WA clinicians are using My Health Record to provide better continuity of care

Published 17 December 2020

Western Australian healthcare providers are continuing to increase their use of My Health Record, with more than 56,000 views in October.

With the graph still on a steep upward trend, it is clear that clinicians are embracing My Health Record as a vital tool in providing clinical care.

Chief Clinical Information Officer and Emergency Physician Professor Peter Sprivulis said WA Health clinicians are demonstrating with their clicks the value of My Health Record in providing them with health information that is otherwise often difficult, if not impossible, to access by other means.

“The comprehensive picture of clinical issues managed by community providers, patients' medication usage and recent imaging and investigation results all add up to better informed and therefore safer, better quality clinical decision making,” he said.

Uploads to My Health Records in WA in October include 21,500 discharge summaries, 590,000 public and GP-referred pathology reports, 54,000 diagnostic imaging reports and 52 Goals of Care documents. 

7,500 specialist letters were uploaded by WA Health in October, with this expected to have increased at least four-fold since, with the uploading rolled out to other key major hospitals.

Dr John van Bockxmeer is a WA Country Health Service clinician working in the emergency department of Hedland Health Campus. Hedland is one of the three communities who are participating in the Agency’s Communities of Excellence program.

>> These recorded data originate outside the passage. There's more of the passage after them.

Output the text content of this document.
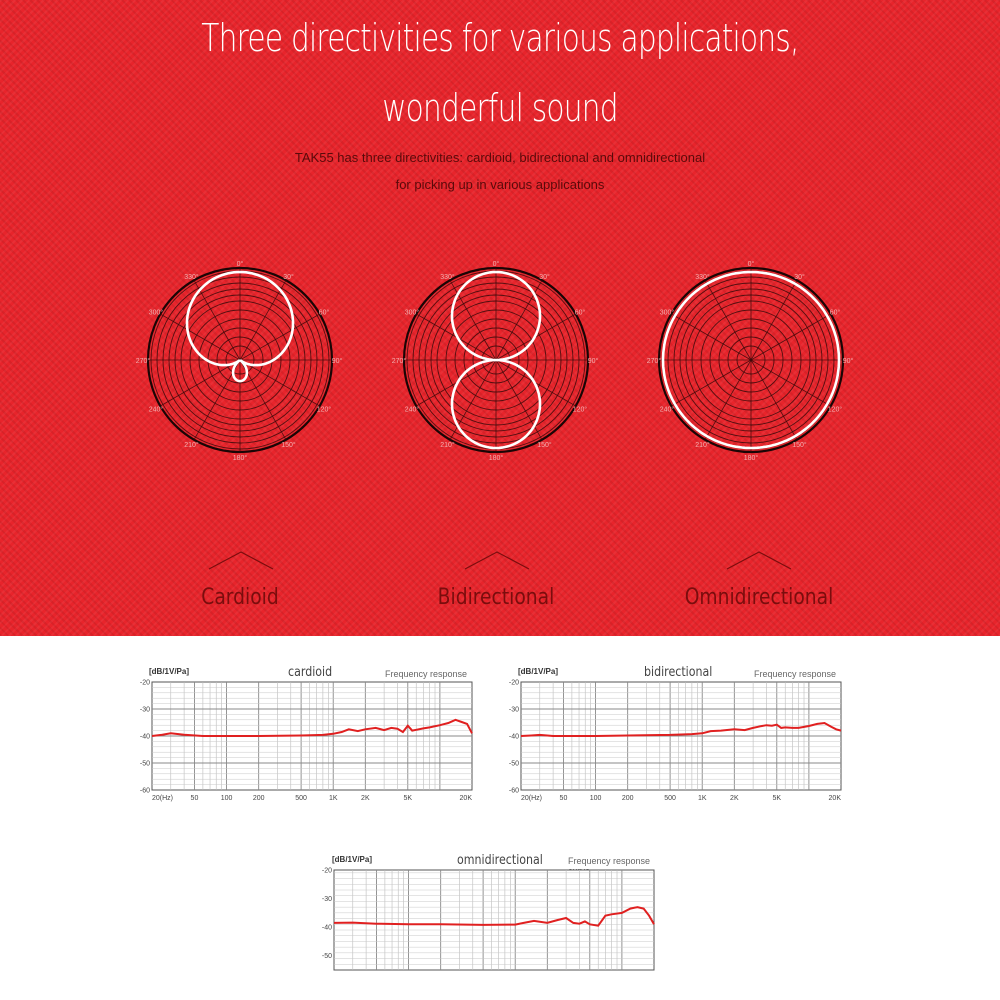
Three directivities for various applications,
wonderful sound
TAK55 has three directivities: cardioid, bidirectional and omnidirectional
for picking up in various applications
0°
30°
60°
90°
120°
150°
180°
210°
240°
270°
300°
330°
0°
30°
60°
90°
120°
150°
180°
210°
240°
270°
300°
330°
0°
30°
60°
90°
120°
150°
180°
210°
240°
270°
300°
330°
Cardioid	Bidirectional	Omnidirectional
[dB/1V/Pa]	cardioid	Frequency response
-20
-30
-40
-50
-60
20(Hz)	50	100	200	500	1K	2K	5K	20K
[dB/1V/Pa]	bidirectional	Frequency response
-20
-30
-40
-50
-60
20(Hz)	50	100	200	500	1K	2K	5K	20K
[dB/1V/Pa]	omnidirectional	Frequency response
-20
-30
-40
-50
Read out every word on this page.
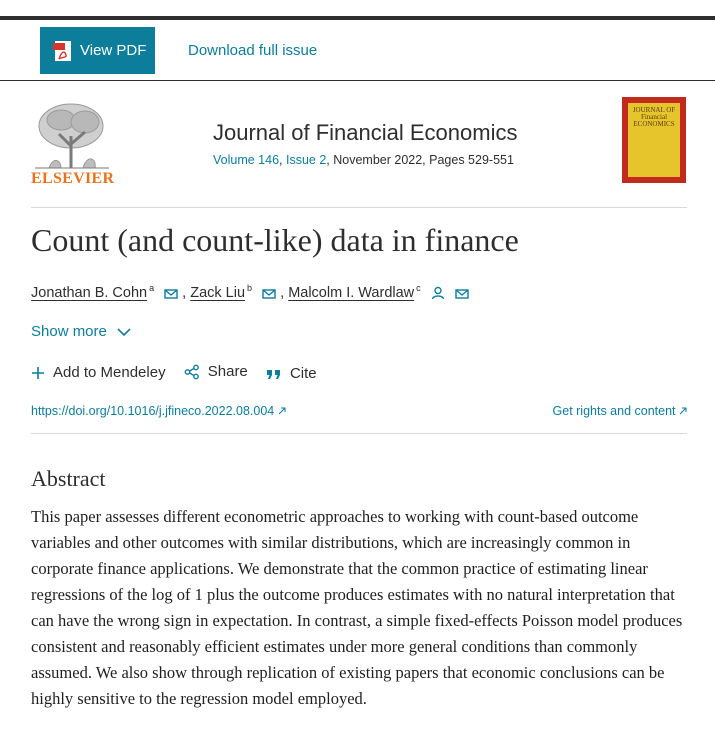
View PDF	Download full issue
ELSEVIER
Journal of Financial Economics
Volume 146, Issue 2, November 2022, Pages 529-551
JOURNAL OF Financial ECONOMICS
Count (and count-like) data in finance
Jonathan B. Cohn $^a$ , Zack Liu $^b$ , Malcolm I. Wardlaw $^c$
Show more
Add to Mendeley
	Share
	Cite
https://doi.org/10.1016/j.jfineco.2022.08.004	Get rights and content
Abstract

This paper assesses different econometric approaches to working with count-based outcome variables and other outcomes with similar distributions, which are increasingly common in corporate finance applications. We demonstrate that the common practice of estimating linear regressions of the log of 1 plus the outcome produces estimates with no natural interpretation that can have the wrong sign in expectation. In contrast, a simple fixed-effects Poisson model produces consistent and reasonably efficient estimates under more general conditions than commonly assumed. We also show through replication of existing papers that economic conclusions can be highly sensitive to the regression model employed.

The program is a national initiative to embed digital health capabilities across targeted communities and use the learnings from these fully connected communities to create a toolkit to enable scalable replication across the country.

Dr van Bockxmeer said My Health Record is a vital part of Australia's digital health transformation.

“I'm thrilled to see local partnerships promoting uptake in regional Western Australia,” he said.

“Working as a clinician at the Hedland Health Campus, I find My Health Record integration helps us work with patients to make the most informed decisions about their care.”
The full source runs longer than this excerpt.